Grote prijsschommelingen

Sinds 2008 kent de markt grote schommelingen in eierprijzen en voerprijzen. Figuur 1 geeft de ontwikkelingen in de opbrengsten en totale kosten inclusief arbeid per kg scharreleieren vanaf 2006. De figuur illustreert de reguliere (seizoen-)schommelingen, maar ook de prijspiek in 2009/2010. De hoge prijzen werden toen veroorzaakt door het verbod op huisvesting in traditionele kooien in Duitsland per januari 2010. De tweede, maar kleinere, prijspiek was in de eerste maanden van 2012, wat het gevolg was van het EU-verbod op huisvesting in traditionele kooien. Leghennenhouders waren gedwongen de inrichting van de stallen te vervangen waardoor er tijdens de ombouwfase geen productie was. Voor de Nederlandse scharrelhennenhouder was de eierprijs in de jaren 2009 en 2010 dertien maanden en in 2012 slechts vier maanden hoger dan de kostprijs. Figuur 1 laat ook de ontwikkeling zien in voerkosten. De voerkosten voor de productie van 1 kg scharreleieren zijn tussen 2010 en 2013 fors gestegen. Vanaf februari 2013 zijn de voerkosten weer gedaald en in april 2014 waren de kosten weer op het niveau van begin 2012.

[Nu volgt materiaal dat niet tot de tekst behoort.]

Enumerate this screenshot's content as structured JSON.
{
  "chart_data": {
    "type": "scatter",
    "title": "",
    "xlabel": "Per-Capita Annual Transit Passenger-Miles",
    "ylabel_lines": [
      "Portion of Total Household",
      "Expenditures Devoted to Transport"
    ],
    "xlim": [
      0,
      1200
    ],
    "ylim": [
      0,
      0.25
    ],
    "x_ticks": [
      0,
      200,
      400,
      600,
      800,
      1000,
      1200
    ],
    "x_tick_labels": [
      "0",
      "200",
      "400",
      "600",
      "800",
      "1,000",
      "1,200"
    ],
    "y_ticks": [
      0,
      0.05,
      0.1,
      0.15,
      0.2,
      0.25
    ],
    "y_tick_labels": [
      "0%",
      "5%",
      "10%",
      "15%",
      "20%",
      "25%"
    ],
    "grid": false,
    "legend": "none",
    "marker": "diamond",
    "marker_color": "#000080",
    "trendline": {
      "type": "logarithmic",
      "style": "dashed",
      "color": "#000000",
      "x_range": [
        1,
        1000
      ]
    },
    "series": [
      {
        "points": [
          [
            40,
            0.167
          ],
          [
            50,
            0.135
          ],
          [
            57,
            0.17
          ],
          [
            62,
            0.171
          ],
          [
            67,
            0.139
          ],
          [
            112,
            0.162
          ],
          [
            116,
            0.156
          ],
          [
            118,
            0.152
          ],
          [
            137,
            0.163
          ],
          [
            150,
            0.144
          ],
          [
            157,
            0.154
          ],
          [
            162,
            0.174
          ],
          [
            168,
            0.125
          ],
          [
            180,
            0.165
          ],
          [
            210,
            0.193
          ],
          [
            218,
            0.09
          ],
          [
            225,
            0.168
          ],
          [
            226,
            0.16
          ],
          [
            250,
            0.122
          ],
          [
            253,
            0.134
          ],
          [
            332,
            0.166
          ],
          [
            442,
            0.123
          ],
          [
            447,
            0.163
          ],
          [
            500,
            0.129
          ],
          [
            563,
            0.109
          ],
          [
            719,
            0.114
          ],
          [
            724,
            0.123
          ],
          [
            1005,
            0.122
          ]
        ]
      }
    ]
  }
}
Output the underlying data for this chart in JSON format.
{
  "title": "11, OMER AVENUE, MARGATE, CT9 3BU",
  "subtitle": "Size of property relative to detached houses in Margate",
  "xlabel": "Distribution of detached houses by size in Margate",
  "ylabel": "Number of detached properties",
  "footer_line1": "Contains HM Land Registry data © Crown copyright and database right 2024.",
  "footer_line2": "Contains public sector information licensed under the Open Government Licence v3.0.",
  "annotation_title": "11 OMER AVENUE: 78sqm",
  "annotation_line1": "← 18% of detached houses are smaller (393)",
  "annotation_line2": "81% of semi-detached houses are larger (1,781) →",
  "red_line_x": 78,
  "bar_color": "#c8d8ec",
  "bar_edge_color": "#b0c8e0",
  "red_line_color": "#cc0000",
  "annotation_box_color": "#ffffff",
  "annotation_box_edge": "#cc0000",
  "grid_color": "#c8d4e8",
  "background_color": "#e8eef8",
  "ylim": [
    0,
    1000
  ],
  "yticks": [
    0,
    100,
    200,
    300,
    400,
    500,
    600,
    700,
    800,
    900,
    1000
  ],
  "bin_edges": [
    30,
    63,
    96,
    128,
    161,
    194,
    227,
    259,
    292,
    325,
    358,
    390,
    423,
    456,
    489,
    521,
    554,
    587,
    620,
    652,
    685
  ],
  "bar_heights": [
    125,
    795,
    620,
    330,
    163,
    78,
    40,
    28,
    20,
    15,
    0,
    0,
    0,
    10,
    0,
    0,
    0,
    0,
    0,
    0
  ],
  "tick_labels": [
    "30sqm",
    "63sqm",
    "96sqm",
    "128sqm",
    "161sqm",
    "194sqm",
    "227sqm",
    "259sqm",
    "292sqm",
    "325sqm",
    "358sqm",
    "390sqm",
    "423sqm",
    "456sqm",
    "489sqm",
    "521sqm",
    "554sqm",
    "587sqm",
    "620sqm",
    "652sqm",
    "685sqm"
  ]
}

Figuur 1 Ontwikkeling opbrengsten en kosten per kg scharreleieren, 2006 tot en met april 2014

Bron: Bedrijveninformatienet, bewerking LEI.

(2)

Lage inkomens

Er zijn nog ongeveer 600 leghennenbedrijven die consumptie-eieren produceren in Nederland. LEI Wageningen UR verzamelt de technische en economische cijfers van ongeveer 30 steekproefbedrijven. Deze bedrijven vormen een representatieve afspiegeling van de sector in Nederland. Figuur 2 geeft de ontwikkeling van het inkomen (inkomen uit bedrijf per onbetaalde arbeidsjaareenheid) voor de leghennenbedrijven. Uit deze figuur blijkt dat de inkomens de laatste jaren fors schommelden met hoge inkomens in 2009 en 2012 en erg lage inkomens in 2011 en 2013. Over de laatste 5 jaar was het gemiddelde inkomen voor een bedrijf met 50.000 scharrelhennen circa 30.000 euro per onbetaalde arbeidsjaareenheid.

Figuur 2 Ontwikkeling en spreiding van inkomen uit bedrijf per onbetaalde arbeidsjaareenheid op leghennenbedrijven, 2002-2013 (raming)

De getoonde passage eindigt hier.